The technology, which was developed in co-operation with Osaka Prefectural University, uses extract from the sediment, which produces a moisturizing substance that has been named 'soyfun'. According to a report in the Daily Yomiuri the process could go along away towards recycling tofu wastage, that would otherwise be thrown out.
Currently it is estimated that around 1 million tonnes of soybean wastage is generated in Japan alone, the majority of which has to be disposed of as industrial waste at significant expense to companies.
So far products developed using soyfun have included a hoast of soap-based products which went on sale in Japan last year and are reported to have been well received.
Soyfun has now been registered with the US FDA as tofu extract, which qualifies it for both food and cosmetic applications.

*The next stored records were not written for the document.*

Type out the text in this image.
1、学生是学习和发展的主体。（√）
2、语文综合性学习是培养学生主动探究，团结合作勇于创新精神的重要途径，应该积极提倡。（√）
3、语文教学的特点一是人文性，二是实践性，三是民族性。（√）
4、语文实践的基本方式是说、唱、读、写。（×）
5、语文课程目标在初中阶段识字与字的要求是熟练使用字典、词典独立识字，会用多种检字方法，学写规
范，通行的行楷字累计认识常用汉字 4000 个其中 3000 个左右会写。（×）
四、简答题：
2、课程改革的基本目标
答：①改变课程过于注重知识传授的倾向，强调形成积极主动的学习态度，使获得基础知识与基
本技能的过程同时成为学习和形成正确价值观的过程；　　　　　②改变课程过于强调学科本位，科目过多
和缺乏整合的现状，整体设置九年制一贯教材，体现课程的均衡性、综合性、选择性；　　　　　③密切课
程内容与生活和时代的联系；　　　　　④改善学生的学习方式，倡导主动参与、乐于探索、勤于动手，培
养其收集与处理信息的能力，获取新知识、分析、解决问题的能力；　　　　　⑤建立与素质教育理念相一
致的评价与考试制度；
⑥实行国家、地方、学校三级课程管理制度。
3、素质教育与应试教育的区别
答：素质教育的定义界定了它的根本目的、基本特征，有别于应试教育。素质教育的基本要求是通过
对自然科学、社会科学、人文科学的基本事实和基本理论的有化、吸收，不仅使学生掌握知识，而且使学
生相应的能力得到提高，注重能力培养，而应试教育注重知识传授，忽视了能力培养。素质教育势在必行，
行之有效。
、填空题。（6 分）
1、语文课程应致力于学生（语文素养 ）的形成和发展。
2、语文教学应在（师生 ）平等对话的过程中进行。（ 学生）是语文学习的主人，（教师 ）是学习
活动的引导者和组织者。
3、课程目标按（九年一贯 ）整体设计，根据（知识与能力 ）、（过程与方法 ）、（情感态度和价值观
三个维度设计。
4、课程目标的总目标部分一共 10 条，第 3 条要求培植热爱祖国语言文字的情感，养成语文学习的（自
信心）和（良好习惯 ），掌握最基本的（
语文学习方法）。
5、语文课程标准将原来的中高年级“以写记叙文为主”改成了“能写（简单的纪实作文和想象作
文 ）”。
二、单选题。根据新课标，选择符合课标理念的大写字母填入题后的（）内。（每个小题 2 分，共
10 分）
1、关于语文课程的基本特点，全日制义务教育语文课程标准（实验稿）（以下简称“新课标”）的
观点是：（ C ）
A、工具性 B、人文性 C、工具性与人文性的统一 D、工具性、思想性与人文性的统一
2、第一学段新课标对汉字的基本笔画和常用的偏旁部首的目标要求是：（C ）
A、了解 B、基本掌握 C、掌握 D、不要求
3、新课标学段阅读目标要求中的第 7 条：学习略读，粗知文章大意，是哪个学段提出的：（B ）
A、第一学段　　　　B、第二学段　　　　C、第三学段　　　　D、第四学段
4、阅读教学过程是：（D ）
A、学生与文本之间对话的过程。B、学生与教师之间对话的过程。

The newspaper also reports that beautification and anti-wrinkling supplements containing Soyfun, collagen, hyaluronic acid and chondroitin should also go on sale in Japan in May.
Osaka-based Bernet International began developing solutions for soybean wastage back in 2001, when the Osaka Prefectural Tofu Association asked the local government to help it out with the disposal of tofu waste.
The problem for tofu manufacturers is that soybean wastage is classified as an industrial waste, which means it is considerably more expensive to dispose of. Rather than paying for the disposal, the new solution for cosmetics products means that the wastage can be sold on as a commodity, rather than costing companies for disposal.